Не до этого было: весь день к страшной пытке готовилась, а пытать меня, похоже, никто и не собирался… Брат вновь привычно хмурит брови, покосившись на прикрытую дверь гостиной, а я губу закусываю:
– Иди, не съест он меня.
Безобидный. Скорее я ему сердце разобью, едва вывалю на него неприглядную правду: его прошлое, действительно, стоило позабыть. Закопать под толстым слоем песка и никогда не вооружаться лопатой.
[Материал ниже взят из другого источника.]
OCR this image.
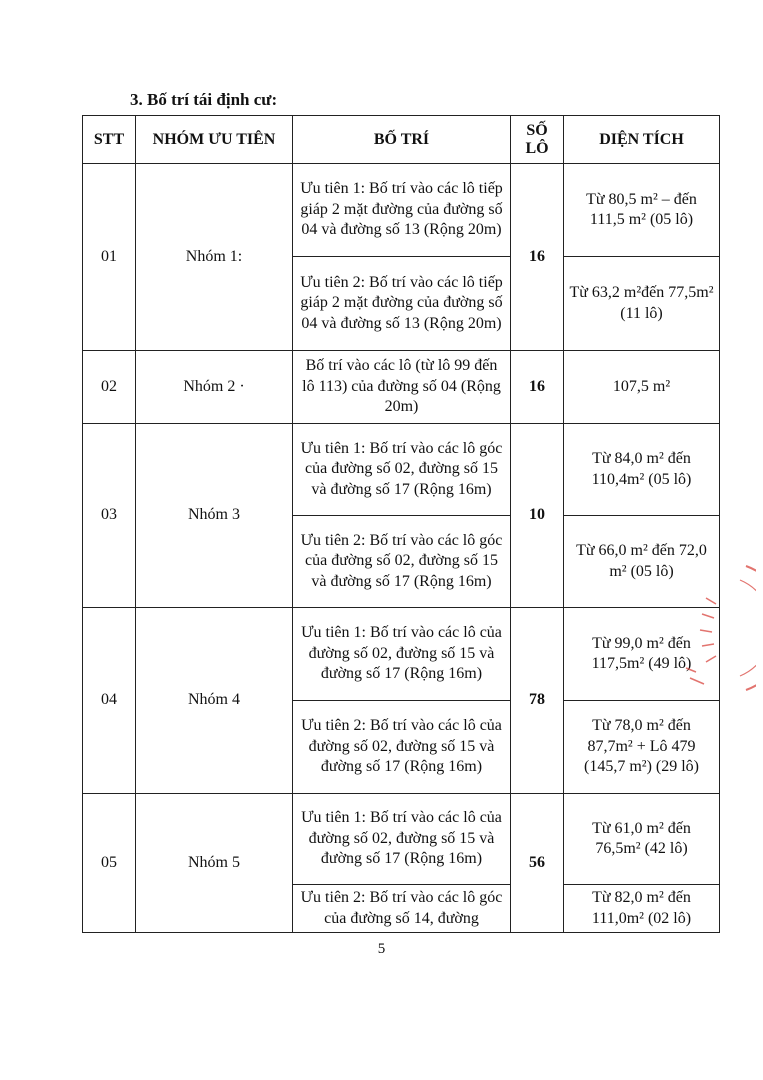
3. Bố trí tái định cư:
STT	NHÓM ƯU TIÊN	BỐ TRÍ	SỐ LÔ	DIỆN TÍCH
01	Nhóm 1:	Ưu tiên 1: Bố trí vào các lô tiếp giáp 2 mặt đường của đường số 04 và đường số 13 (Rộng 20m)	16	Từ 80,5 m² – đến 111,5 m² (05 lô)
		Ưu tiên 2: Bố trí vào các lô tiếp giáp 2 mặt đường của đường số 04 và đường số 13 (Rộng 20m)		Từ 63,2 m²đến 77,5m² (11 lô)
02	Nhóm 2 ·	Bố trí vào các lô (từ lô 99 đến lô 113) của đường số 04 (Rộng 20m)	16	107,5 m²
03	Nhóm 3	Ưu tiên 1: Bố trí vào các lô góc của đường số 02, đường số 15 và đường số 17 (Rộng 16m)	10	Từ 84,0 m² đến 110,4m² (05 lô)
		Ưu tiên 2: Bố trí vào các lô góc của đường số 02, đường số 15 và đường số 17 (Rộng 16m)		Từ 66,0 m² đến 72,0 m² (05 lô)
04	Nhóm 4	Ưu tiên 1: Bố trí vào các lô của đường số 02, đường số 15 và đường số 17 (Rộng 16m)	78	Từ 99,0 m² đến 117,5m² (49 lô)
		Ưu tiên 2: Bố trí vào các lô của đường số 02, đường số 15 và đường số 17 (Rộng 16m)		Từ 78,0 m² đến 87,7m² + Lô 479 (145,7 m²) (29 lô)
05	Nhóm 5	Ưu tiên 1: Bố trí vào các lô của đường số 02, đường số 15 và đường số 17 (Rộng 16m)	56	Từ 61,0 m² đến 76,5m² (42 lô)
		Ưu tiên 2: Bố trí vào các lô góc của đường số 14, đường		Từ 82,0 m² đến 111,0m² (02 lô)
5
– Иди, и ключи не забудь, – выпрямляюсь на ногах, сама протягивая мужчине металлическую связку, и прежде, чем он успевает переступить порог, в ванную ретируюсь. Не знаю, от него ли спасаюсь, или от внезапно вернувшегося ко мне квартиранта, но своё отражение в зеркале разглядываю долго. Так долго, что искры из глаз летят: мои бледные щёки расплываются перед взором, волосы, слегка влажные от растаявшего снега, бесформенным пятном растекаются по плечам… Тянусь к расчёске, вознамерившись хотя бы их привести в порядок, раз с остальным у меня до сих пор не клеится, но прежде, чем касаюсь пальцами гребня, от звука дверного звонка вздрагиваю. Пронзительного, словно сирена, предупреждающая об опасности, разрывающего тишину. Ведь ничего хорошего за дверью меня не ждёт – у Ваньки есть ключи.
* * *
Глупо это – надеяться, что за наглухо запертой металлической дверью мне удастся отгородиться от всех проблем. В миллион раз глупее – верить, что стоит мне только зажмуриться, до боли впиться ногтями в собственные ладошки, и образ взволнованной женщины, безостановочно выжимающей кнопку дверного замка, тут же развеется в воздухе. Растворится, исчезнет и оставит после себя лишь следы от ботинок на не мытом полу в подъезде…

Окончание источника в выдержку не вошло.